Skills, Agents, and MCP Servers

2026-03-06 // claude-codeaitools

─────────────────────────────────────────

Claude Code 4 / 8

Introduction

In the previous guide we covered how CLAUDE.md gives Claude project context and how settings.json controls permissions. This guide covers the extensibility layer — the tools that let you teach Claude new capabilities and connect it to external services.

If you haven’t read the earlier guides: Installing Claude Code, Using the Claude Code TUI, CLAUDE.md and Settings.

Context is Everything

Before diving into skills, agents, and MCP servers, it’s worth understanding why they exist. It comes down to one thing: context window management.

Claude Code context usage

Claude’s context window is like RAM — it’s finite, and everything competes for space. Your CLAUDE.md, the conversation history, file contents Claude has read, tool descriptions, and the actual work Claude is doing all share the same pool. Research has shown that LLMs start to degrade at around 50-60% context utilisation, so you want to be efficient with what goes in.

Every MCP tool definition costs 500-2,000 tokens just to describe it. If you connect five MCP servers with ten tools each, you could burn 25,000-100,000 tokens before Claude even starts working on your task. That’s context that could have been used for actual code.

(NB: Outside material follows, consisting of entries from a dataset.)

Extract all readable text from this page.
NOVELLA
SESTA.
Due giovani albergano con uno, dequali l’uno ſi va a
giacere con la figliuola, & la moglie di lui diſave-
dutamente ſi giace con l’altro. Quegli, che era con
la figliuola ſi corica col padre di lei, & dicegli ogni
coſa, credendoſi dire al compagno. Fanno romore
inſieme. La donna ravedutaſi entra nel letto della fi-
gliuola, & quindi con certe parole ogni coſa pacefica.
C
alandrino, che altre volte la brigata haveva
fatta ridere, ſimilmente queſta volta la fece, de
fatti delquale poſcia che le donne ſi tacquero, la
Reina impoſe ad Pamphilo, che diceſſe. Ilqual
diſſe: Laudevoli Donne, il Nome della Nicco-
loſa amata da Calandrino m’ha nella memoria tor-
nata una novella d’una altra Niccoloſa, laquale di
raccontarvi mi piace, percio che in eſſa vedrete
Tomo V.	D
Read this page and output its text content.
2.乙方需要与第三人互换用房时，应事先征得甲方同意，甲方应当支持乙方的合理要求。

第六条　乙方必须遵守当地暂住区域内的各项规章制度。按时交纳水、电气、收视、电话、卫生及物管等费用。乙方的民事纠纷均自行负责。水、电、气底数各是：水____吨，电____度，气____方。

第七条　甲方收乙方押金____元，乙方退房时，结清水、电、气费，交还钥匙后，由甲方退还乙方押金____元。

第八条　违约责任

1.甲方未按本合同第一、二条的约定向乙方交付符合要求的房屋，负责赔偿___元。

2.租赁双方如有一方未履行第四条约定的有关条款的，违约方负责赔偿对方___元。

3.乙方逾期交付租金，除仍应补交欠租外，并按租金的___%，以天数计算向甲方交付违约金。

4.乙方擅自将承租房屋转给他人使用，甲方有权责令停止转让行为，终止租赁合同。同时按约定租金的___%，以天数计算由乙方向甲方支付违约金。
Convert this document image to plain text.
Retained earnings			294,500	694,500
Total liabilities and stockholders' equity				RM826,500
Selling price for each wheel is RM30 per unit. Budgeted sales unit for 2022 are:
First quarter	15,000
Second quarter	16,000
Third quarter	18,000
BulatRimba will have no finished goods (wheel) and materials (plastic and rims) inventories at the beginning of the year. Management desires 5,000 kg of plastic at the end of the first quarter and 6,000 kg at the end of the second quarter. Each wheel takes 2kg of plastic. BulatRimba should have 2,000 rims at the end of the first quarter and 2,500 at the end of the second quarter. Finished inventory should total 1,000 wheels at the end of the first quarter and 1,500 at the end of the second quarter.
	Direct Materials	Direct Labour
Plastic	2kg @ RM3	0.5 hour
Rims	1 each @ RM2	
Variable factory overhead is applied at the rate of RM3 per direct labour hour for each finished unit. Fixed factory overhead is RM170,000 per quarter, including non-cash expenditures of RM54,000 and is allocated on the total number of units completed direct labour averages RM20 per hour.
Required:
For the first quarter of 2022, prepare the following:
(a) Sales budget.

Skills and CLI tools take a different approach. Skills only load when triggered — their description sits in the frontmatter (50-100 words), and the full content only enters the context when Claude actually needs it. CLI tools cost nothing in the context window until Claude decides to run them. This is why skills and CLI tools are generally better for context utilisation than MCP servers with many tools.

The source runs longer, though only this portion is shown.